I just bought a secondhand 22mm pankcake for my eosm and noticed the lens makes a bit of noise when focussing. I have the 18-55 is lens and it seems completely silent so it makes me wonder if i've picked up a duff? The lens seems to work fine otherwise, if someone with the lens could confirm if it should focus silently or not it would be much appreciated.

Many thanks
An


----------



## bainsybike (Jan 2, 2014)

It does make a little noise, yes (also when you switch the camera on or off). And you're right, the 18-55 is almost completely silent - I hadn't noticed that before. The 40mm pancake makes a similar sound when focusing.


----------



## ashmadux (Jan 2, 2014)

Ive never noticed a peep. If its the same noise that occurs when the M is powering down (retracting) then likely nada to worry about.


----------



## surapon (Jan 7, 2014)

AbsN said:


> Hi
> 
> I just bought a secondhand 22mm pankcake for my eosm and noticed the lens makes a bit of noise when focussing. I have the 18-55 is lens and it seems completely silent so it makes me wonder if i've picked up a duff?

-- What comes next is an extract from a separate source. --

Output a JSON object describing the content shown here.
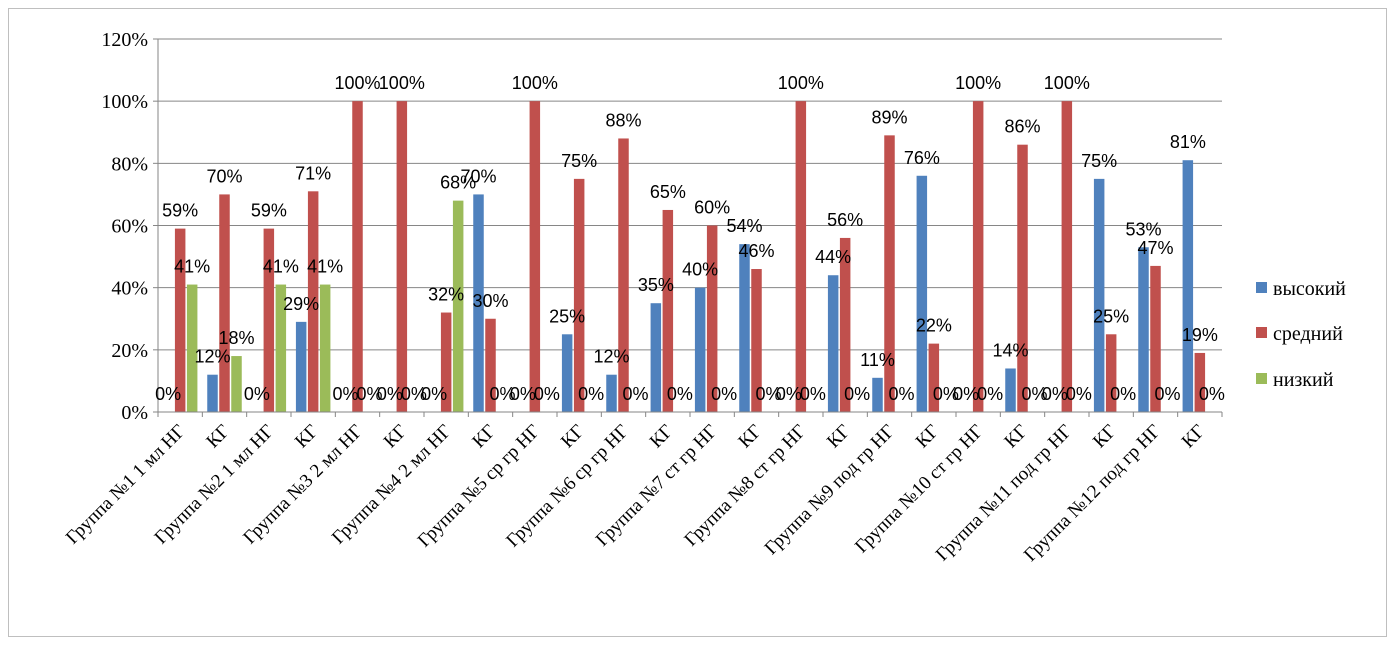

The lens seems to work fine otherwise, if someone with the lens could confirm if it should focus silently or not it would be much appreciated.
> 
> ...



Dear AbsN.
No, My SOS-M and 22 mm Lens just have a faint moving sound when turn on--Expand, and turn off, Retract= Just the moving sound of the Machanical part---Not When the lens try to focus = No sound at my Old ears at all.
GFood luck.
Surapon


----------